4. Cover the four #sym: kinds
The <kind> disambiguator (#sym:fn:foo) filters by capture kind. The mapping table is KIND_MAP.
<kind> | Accepts |
|---|---|
fn | function, method, macro |
class | class, struct, object |
type | interface, type, enum, module, class, struct, object |
const | constant, field, property, variable |
Your tags.scm (or the supplemental queries/<yours>.extra.scm) has to emit @definition.<capture-kind> captures that match one of these four kinds. If the upstream grammar only emits @definition.function for methods and you want to tell methods and functions apart, add a supplemental query. See queries/kotlin.extra.scm for a short example.
5. Add fixtures
The tier-1 coverage test in test/languages.test.ts drives every bundled grammar through the same fixture layout.
test/fixtures/basic/
src/<yourfile>.<ext> # a small source file with a few definitions
docs/languages.md # ref lines pointing at the definitionsAdd a source file that contains at least:
- one function,
- one class-like definition,
- one constant,
- one nested definition.
Then add ref lines to docs/languages.md, one for each #sym: shape you want to prove:
- a bare name,
- a dotpath,
- each kind filter (
fn,class,type,const) that your language supports.

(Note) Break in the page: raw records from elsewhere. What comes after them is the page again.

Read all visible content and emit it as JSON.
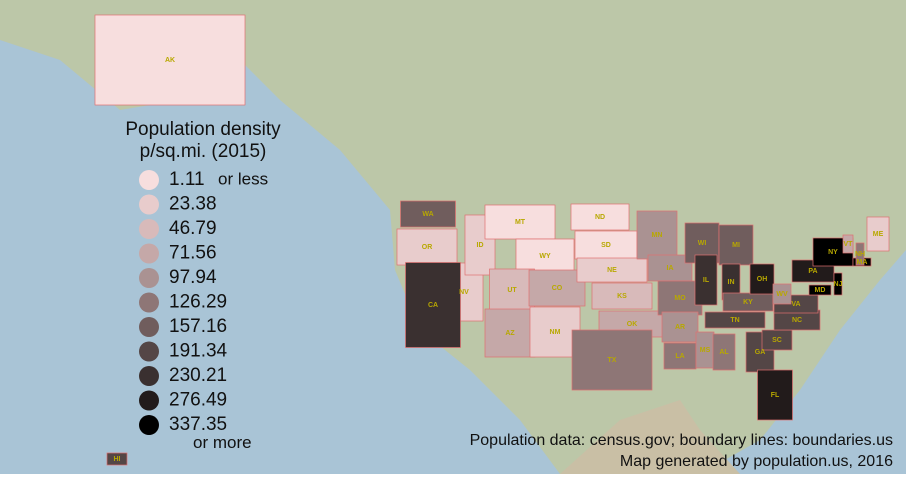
{
  "legend": {
    "title": "Population density",
    "subtitle": "p/sq.mi. (2015)",
    "items": [
      {
        "value": 1.11,
        "color": "#f7dede"
      },
      {
        "value": 23.38,
        "color": "#e8cccc"
      },
      {
        "value": 46.79,
        "color": "#d8baba"
      },
      {
        "value": 71.56,
        "color": "#c5a8a8"
      },
      {
        "value": 97.94,
        "color": "#aa9292"
      },
      {
        "value": 126.29,
        "color": "#8e7676"
      },
      {
        "value": 157.16,
        "color": "#705d5d"
      },
      {
        "value": 191.34,
        "color": "#544646"
      },
      {
        "value": 230.21,
        "color": "#3a3030"
      },
      {
        "value": 276.49,
        "color": "#221b1b"
      },
      {
        "value": 337.35,
        "color": "#000000"
      }
    ],
    "low_note": "or less",
    "high_note": "or more"
  },
  "states": [
    {
      "label": "AK",
      "color": "#f7dede"
    },
    {
      "label": "HI",
      "color": "#544646"
    },
    {
      "label": "WA",
      "color": "#705d5d"
    },
    {
      "label": "OR",
      "color": "#e8cccc"
    },
    {
      "label": "NV",
      "color": "#e8cccc"
    },
    {
      "label": "CA",
      "color": "#3a3030"
    },
    {
      "label": "ID",
      "color": "#e8cccc"
    },
    {
      "label": "MT",
      "color": "#f7dede"
    },
    {
      "label": "WY",
      "color": "#f7dede"
    },
    {
      "label": "UT",
      "color": "#d8baba"
    },
    {
      "label": "AZ",
      "color": "#c5a8a8"
    },
    {
      "label": "CO",
      "color": "#c5a8a8"
    },
    {
      "label": "NM",
      "color": "#e8cccc"
    },
    {
      "label": "ND",
      "color": "#f7dede"
    },
    {
      "label": "SD",
      "color": "#f7dede"
    },
    {
      "label": "NE",
      "color": "#e8cccc"
    },
    {
      "label": "KS",
      "color": "#d8baba"
    },
    {
      "label": "OK",
      "color": "#c5a8a8"
    },
    {
      "label": "TX",
      "color": "#8e7676"
    },
    {
      "label": "MN",
      "color": "#aa9292"
    },
    {
      "label": "IA",
      "color": "#aa9292"
    },
    {
      "label": "MO",
      "color": "#8e7676"
    },
    {
      "label": "AR",
      "color": "#aa9292"
    },
    {
      "label": "LA",
      "color": "#8e7676"
    },
    {
      "label": "WI",
      "color": "#705d5d"
    },
    {
      "label": "IL",
      "color": "#3a3030"
    },
    {
      "label": "MS",
      "color": "#aa9292"
    },
    {
      "label": "MI",
      "color": "#705d5d"
    },
    {
      "label": "IN",
      "color": "#3a3030"
    },
    {
      "label": "KY",
      "color": "#705d5d"
    },
    {
      "label": "TN",
      "color": "#544646"
    },
    {
      "label": "AL",
      "color": "#8e7676"
    },
    {
      "label": "OH",
      "color": "#221b1b"
    },
    {
      "label": "GA",
      "color": "#544646"
    },
    {
      "label": "FL",
      "color": "#221b1b"
    },
    {
      "label": "SC",
      "color": "#544646"
    },
    {
      "label": "NC",
      "color": "#544646"
    },
    {
      "label": "VA",
      "color": "#544646"
    },
    {
      "label": "WV",
      "color": "#aa9292"
    },
    {
      "label": "PA",
      "color": "#221b1b"
    },
    {
      "label": "NY",
      "color": "#000000"
    },
    {
      "label": "MD",
      "color": "#000000"
    },
    {
      "label": "NJ",
      "color": "#000000"
    },
    {
      "label": "MA",
      "color": "#000000"
    },
    {
      "label": "VT",
      "color": "#c5a8a8"
    },
    {
      "label": "NH",
      "color": "#8e7676"
    },
    {
      "label": "ME",
      "color": "#e8cccc"
    }
  ],
  "credits": [
    "Population data: census.gov; boundary lines: boundaries.us",
    "Map generated by population.us, 2016"
  ]
}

The test asserts that every ref resolves at the ast tier. A lexical or broken result fails the run.
6. Verify and dogfood
npm run build # copies your WASM into grammars/
npx vitest run # tier-1 coverage plus every other test
node dist/cli.js check # smoke check against the repoIf your language now resolves at ast, update the language list in two places when you send the PR:
- the guide table and the registry snippet,
- the Guide's Resolution tiers section.
Grammars that need vendoring
symtether never compiles a grammar. Users pull the prebuilt WASM that we already prepared, and the build in this repo does the same. The one exception is Swift, which uses the vendor path. See scripts/vendor-swift.mjs. Grammars whose npm package emits no WASM cannot be added unless you vendor a prebuilt artifact the same way.